The presence of HIV in the body can be detected in several ways. The
most common is the HIV-ELISA Antibodies test.
The
HIV-ELISA
looks for the body
response to the virus
manifested by the
presence in your blood of
Antibodies
to HIV proteins. Antibodies are special proteins that our Immune System
produce in response to the presence of HIV.
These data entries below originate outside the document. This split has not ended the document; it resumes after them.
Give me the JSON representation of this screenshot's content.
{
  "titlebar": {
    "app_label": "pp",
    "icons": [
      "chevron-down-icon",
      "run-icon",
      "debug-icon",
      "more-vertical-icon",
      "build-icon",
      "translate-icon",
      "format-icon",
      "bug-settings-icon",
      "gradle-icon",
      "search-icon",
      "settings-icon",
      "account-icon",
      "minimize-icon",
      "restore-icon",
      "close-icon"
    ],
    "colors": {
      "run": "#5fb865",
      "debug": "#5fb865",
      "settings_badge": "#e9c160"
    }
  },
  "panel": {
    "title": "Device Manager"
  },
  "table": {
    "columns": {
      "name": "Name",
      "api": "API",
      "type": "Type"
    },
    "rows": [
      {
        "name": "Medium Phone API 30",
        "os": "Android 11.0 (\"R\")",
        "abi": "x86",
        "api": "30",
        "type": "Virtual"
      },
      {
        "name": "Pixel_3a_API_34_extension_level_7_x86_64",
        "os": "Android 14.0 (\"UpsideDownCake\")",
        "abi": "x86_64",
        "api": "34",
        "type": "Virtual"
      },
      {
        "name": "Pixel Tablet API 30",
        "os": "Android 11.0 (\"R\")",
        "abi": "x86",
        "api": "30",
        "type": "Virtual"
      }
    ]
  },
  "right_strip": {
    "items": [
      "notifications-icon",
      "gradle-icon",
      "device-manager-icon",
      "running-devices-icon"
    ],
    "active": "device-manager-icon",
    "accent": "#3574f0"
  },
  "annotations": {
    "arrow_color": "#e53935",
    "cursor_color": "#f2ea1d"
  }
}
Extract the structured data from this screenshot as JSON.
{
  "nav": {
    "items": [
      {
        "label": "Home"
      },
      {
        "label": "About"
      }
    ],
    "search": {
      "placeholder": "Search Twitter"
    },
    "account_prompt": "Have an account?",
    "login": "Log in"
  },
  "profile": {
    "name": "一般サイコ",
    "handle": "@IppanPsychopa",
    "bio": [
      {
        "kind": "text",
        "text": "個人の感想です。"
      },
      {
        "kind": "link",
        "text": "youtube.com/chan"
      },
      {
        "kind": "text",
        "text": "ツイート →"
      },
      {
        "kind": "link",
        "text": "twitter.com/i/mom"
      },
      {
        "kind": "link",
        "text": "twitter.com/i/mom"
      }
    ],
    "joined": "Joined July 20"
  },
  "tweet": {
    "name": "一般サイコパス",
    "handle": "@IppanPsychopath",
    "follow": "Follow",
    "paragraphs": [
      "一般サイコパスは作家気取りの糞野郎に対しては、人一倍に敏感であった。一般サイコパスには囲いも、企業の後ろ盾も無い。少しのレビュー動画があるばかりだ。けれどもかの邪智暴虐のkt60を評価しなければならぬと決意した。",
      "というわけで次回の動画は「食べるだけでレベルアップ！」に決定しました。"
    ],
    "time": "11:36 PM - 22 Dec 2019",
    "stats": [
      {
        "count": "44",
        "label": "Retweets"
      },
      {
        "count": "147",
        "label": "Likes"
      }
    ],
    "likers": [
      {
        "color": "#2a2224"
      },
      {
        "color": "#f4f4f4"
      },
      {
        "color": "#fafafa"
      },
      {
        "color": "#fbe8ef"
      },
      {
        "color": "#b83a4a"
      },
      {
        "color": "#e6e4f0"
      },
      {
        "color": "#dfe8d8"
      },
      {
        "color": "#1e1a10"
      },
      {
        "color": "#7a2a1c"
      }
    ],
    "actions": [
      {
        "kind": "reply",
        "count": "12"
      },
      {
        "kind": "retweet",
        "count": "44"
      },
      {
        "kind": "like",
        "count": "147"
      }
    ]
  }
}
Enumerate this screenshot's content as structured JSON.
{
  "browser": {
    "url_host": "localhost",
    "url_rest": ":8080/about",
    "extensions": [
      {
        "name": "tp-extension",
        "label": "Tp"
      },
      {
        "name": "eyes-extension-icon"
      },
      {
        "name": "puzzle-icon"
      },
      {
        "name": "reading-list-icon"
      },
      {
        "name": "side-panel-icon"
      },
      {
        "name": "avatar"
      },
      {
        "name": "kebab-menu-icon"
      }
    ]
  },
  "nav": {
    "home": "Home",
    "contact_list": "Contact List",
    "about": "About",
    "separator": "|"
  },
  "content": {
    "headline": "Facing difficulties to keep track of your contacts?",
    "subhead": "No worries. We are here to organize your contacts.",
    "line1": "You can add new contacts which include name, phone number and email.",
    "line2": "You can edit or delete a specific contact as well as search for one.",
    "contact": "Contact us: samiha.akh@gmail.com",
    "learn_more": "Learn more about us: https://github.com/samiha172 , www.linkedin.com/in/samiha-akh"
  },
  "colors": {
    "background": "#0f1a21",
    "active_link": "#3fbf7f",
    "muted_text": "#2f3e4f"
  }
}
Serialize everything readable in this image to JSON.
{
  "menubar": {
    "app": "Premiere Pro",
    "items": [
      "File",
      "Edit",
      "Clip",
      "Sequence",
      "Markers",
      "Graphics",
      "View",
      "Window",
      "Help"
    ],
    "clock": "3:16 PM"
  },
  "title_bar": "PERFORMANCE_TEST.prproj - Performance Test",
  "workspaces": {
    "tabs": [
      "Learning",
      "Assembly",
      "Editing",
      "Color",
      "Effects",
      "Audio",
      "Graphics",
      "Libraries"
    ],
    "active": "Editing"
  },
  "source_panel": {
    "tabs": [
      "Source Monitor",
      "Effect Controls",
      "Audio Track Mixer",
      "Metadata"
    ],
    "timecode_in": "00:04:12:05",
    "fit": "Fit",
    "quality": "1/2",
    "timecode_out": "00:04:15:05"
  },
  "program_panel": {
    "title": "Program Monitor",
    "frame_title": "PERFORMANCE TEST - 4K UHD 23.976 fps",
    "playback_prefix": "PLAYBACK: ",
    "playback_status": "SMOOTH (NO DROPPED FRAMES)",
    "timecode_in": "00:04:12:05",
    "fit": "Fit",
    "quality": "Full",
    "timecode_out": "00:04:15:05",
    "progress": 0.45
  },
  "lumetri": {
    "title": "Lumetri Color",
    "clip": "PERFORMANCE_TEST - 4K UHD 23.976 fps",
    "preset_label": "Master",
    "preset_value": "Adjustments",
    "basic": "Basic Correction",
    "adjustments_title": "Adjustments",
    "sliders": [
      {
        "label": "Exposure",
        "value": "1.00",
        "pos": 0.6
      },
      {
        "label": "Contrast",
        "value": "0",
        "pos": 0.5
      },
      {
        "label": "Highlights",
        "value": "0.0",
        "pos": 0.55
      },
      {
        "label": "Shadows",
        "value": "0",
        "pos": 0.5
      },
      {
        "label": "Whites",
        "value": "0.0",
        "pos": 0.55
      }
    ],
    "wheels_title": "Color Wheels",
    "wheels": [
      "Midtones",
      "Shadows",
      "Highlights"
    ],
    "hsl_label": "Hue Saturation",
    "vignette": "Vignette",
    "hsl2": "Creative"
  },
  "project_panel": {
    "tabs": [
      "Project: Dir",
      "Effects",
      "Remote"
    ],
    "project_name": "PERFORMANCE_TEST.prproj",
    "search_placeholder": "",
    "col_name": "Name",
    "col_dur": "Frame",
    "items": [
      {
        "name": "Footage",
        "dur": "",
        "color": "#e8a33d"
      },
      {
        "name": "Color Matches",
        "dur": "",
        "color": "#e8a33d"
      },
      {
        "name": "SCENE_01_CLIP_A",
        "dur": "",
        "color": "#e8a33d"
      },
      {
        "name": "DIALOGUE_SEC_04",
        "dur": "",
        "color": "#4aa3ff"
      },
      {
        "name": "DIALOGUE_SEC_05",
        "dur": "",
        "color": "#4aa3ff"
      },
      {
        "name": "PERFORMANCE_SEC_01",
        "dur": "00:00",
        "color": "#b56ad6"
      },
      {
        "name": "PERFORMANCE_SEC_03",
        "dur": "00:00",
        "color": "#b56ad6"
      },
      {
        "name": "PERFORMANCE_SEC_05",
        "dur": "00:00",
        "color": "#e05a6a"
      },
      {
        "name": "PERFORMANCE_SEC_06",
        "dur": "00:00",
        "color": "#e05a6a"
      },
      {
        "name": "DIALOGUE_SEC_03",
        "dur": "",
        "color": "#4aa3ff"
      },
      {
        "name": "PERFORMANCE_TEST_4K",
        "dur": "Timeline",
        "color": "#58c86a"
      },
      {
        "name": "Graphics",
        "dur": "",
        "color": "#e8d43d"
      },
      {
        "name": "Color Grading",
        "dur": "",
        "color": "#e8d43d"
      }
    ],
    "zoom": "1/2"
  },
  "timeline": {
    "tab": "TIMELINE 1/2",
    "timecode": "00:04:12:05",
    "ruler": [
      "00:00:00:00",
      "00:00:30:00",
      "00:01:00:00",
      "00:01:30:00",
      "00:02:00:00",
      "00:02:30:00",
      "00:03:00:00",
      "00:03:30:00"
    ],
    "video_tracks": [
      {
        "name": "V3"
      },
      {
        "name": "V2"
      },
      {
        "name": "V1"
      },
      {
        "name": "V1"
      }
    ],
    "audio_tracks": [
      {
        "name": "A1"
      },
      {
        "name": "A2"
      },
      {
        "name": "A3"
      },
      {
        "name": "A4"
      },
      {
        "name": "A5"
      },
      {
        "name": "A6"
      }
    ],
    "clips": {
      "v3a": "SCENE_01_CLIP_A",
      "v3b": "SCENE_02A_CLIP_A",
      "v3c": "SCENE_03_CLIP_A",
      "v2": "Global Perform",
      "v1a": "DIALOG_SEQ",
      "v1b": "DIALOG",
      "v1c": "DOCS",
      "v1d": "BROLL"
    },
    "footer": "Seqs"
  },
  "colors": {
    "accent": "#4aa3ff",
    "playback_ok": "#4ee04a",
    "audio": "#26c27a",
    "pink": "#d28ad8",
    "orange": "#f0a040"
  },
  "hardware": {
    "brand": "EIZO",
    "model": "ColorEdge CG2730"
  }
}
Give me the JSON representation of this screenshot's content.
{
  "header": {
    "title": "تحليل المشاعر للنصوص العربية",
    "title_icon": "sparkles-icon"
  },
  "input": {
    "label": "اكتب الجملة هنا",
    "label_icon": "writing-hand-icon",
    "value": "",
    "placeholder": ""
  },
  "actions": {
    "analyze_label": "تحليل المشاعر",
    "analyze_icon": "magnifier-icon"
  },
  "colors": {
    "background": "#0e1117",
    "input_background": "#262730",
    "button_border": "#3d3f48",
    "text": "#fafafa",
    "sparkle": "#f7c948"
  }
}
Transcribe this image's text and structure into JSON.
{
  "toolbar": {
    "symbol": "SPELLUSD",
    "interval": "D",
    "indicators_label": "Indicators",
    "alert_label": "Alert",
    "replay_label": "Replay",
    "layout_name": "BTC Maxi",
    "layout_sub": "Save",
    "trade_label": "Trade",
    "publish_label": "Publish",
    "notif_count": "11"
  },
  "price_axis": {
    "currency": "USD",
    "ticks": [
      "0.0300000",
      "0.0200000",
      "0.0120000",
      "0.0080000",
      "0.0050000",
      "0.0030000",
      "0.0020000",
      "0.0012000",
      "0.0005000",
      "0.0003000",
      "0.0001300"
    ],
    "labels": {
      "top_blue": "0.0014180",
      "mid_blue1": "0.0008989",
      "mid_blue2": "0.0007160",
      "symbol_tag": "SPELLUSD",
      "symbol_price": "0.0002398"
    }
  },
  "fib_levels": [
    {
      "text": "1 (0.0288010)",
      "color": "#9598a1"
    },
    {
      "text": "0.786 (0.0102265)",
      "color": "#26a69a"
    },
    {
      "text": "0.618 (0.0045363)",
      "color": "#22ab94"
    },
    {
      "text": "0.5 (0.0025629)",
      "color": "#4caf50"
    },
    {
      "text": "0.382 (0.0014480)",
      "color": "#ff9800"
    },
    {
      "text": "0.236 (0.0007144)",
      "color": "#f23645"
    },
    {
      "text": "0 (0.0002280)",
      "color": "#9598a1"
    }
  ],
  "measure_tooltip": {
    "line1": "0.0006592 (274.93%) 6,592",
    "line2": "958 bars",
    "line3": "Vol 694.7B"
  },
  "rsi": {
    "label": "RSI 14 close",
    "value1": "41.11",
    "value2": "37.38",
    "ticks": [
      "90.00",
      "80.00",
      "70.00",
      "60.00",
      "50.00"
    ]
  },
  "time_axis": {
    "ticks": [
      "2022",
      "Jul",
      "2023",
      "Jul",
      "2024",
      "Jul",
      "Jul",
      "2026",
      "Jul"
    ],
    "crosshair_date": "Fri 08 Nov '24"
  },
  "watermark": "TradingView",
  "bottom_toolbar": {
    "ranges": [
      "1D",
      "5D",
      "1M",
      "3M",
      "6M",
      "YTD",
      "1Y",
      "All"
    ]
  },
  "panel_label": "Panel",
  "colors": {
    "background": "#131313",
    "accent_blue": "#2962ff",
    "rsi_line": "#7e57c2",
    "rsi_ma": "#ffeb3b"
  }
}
The test performed on your
sample actually consists
of two tests: a Screening test and a Confirmatory test. The
screening test procedure is called an
ELISA—Enzyme Linked Immuno-Sorbent Assay
or an EIA (Enzyme Immunosorbent Assay). The
confirmatory test is used in the event your HIV-ELISA is positive and/or
equivocal and is the procedure used is the Western
Blot Assay (WB)
The screening and
confirmatory tests are usually done using small samples of blood. If a
sample of blood tests positive repeatedly in the screening test, it will be
confirmed through the Western Blot test. People will be informed that they are infected
with HIV only after both the screening and confirmatory tests
have shown a positive (reactive) result.
Positive HIV antibody tests results
are over 99% accurate when confirmed. Negative HIV antibody tests are over
99% accurate if it has been at least six months after a contact with a
potentially HIV-infected partner. False negatives or false positives occur
rarely.
Antibodies to HIV can be
detected in the blood, in the urine or in the saliva. People produce
antibodies with different speeds and therefore the time interval between
infection and the development of antibodies to HIV can go from four weeks
to six months from the exposure date or SDC (
Suspected
Date
of
Contact).
The appearance of antibodies in a blood or urine sample of a person which
was known to be negative to HIV is called
Seroconversion.
The HIV Elisa results are usually available in one or two business days.